Vanity Fair has a great article on the making of Pulp Fiction. As exhaustive as it is, I'm sure most film fans are well-acquainted with the ins-and-outs of the rise of Quentin Tarantino. In fact, I know most of them are because "Tarantino" is the rallying cry for any aspiring writer who chafes at being told to color within the lines.
I'm sure you're familiar with this. Some insider like me tells writers that typos on the first page are a tipoff that the writer doesn't know what they're talking about, and inevitably someone in the comments will spout off that Tarantino can't spell for shit, so why does one need to worry about a bunch of arbitrary rules?
Well, because you're not Tarantino.
And even Tarantino wasn't always Tarantino. Note this excerpt from the article:
Iin 1986, Tarantino was a 23-year-old part-time actor and high-school dropout, broke, without an apartment of his own, showering rarely. With no agent, he sent out scripts that never got past low-level readers. “Too vile, too vulgar, too violent” was the usual reaction, he later said. According to Quentin Tarantino, by Wensley Clarkson, his constant use of the f-word in his script True Romance caused one studio rep to write to Cathryn Jaymes, his early manager:
Dear Fucking Cathryn,
How dare you send me this fucking piece of shit. You must be out of your fucking mind. You want to know how I feel about it? Here’s your fucking piece of shit back. Fuck you.
Okay, so history would seem to exonerate Quentin and prove those guys to be wrong, right? But here's the thing, violence and vulgarity are not what make Quentin's scripts great. Profanity alone doesn't take a PASS to a CONSIDER. But what is it that makes a Tarantino script better than 99% of the scripts by people who use him as an excuse to skirt the "rules?"
“Every major studio passed,” says Lawrence Bender.
Then, says [producer Danny] DeVito, “I gave it to the king, Harvey Weinstein.”
It went through Richard Gladstein, who was now at Miramax. Weinstein, who had recently merged Miramax with Disney in an $80 million deal, was walking out of his L.A. office on his way to catch a plane for a vacation on Martha’s Vineyard when Gladstein handed him the script. “What is this, the fucking telephone book?,” Weinstein asked him when he saw that it was 159 pages, the normal being 115. He lugged the script to the plane, however.
Take note - the first thing Weinstein commented on was the length. Before he even reads it, he's making a derisive remark about how thick the script is. And that's because he knows that 99.999% of a time, a tell-tale sign like that marks a loser.
“He called me two hours later and said, ‘The first scene is fucking brilliant. Does it stay this good?’ ” remembers Gladstein. He called again an hour later, having read to the point where the main character, the hit man Vincent Vega, is shot and killed. “Are you guys crazy?” he yelled. “You just killed off the main character in the middle of the movie!”

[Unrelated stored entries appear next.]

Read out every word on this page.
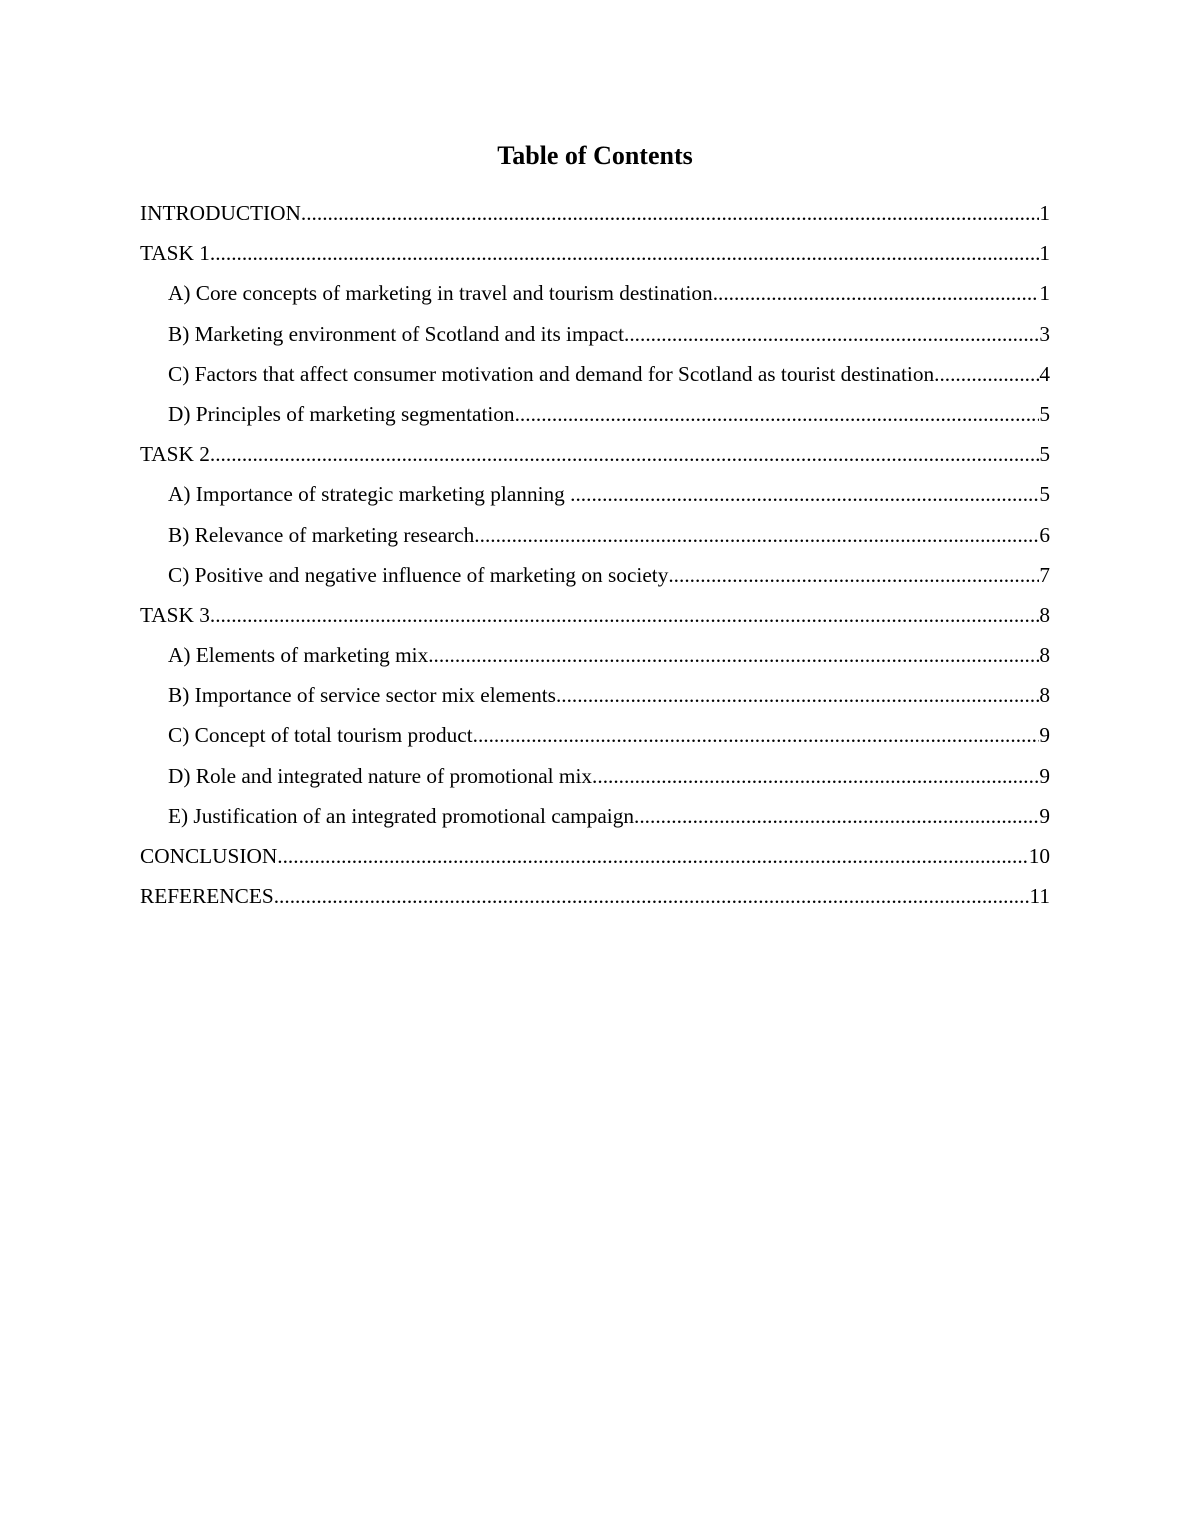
Table of Contents
INTRODUCTION .....	1
TASK 1 .....	1
A) Core concepts of marketing in travel and tourism destination .....	1
B) Marketing environment of Scotland and its impact .....	3
C) Factors that affect consumer motivation and demand for Scotland as tourist destination .....	4
D) Principles of marketing segmentation .....	5
TASK 2 .....	5
A) Importance of strategic marketing planning .....	5
B) Relevance of marketing research .....	6
C) Positive and negative influence of marketing on society .....	7
TASK 3 .....	8
A) Elements of marketing mix .....	8
B) Importance of service sector mix elements .....	8
C) Concept of total tourism product .....	9
D) Role and integrated nature of promotional mix .....	9
E) Justification of an integrated promotional campaign .....	9
CONCLUSION .....	10
REFERENCES .....	11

“Just keep reading,” said Gladstein. “And Harvey says, ‘Start negotiating!’ So I did, and he called back shortly thereafter and said, ‘Are you closed yet?’ I said, ‘I’m into it.’ Harvey said, ‘Hurry up! We’re making this movie.’ ”
THAT is when you can break the rules - when the writing is not just good, but "fucking brilliant." When you do things that has a studio head thinking you're crazy, but still intrigued enough to see how you proceed from there.
Okay, but what of the matter of the people who passed? Of the other pros who thought Quentin's rep was out of her mind for sending out that garbage?
[At Cannes,] it didn’t win anything until the very last award, the Palme d’Or, for the best of the 22 feature-film entries. When that year’s jury president, Clint Eastwood, announced that the winner, by what turned out to be a unanimous vote, was Pulp Fiction, the audience went wild. After Tarantino and the cast rushed onstage, one woman screamed, “Pulp Fiction is shit!” Tarantino shot her the finger and then said why the prize was unexpected: “I don’t make movies that bring people together. I make movies that split people apart.”
That is why. If you want to be Tarantino, if you want to break all the rules as he did and assemble them your own way, then you need to make peace with something - not everyone will love you. In fact, those that hate your work, probably will do so passionately.
So get used to the fact that not everyone is going to bow down and recognize your brilliance. If you're truly talented, eventually your work will speak to the people it's made for. But the people who don't get it, won't ever get it. And no amount of shouting "Tarantino does it!" will change that. It just makes you look whiny and petulant.
Take your criticisms with grace. If there was an accurate and absolute way to measure the merits of every creative work, then Rotten Tomatoes would be out of business because every film would score only 0% or 100%. Tarantino needed to alienate a lot of people before he found his champion, and when he did, that guy went to the matt for the work because it spoke directly to him. Take THAT as the lesson of his rise to glory.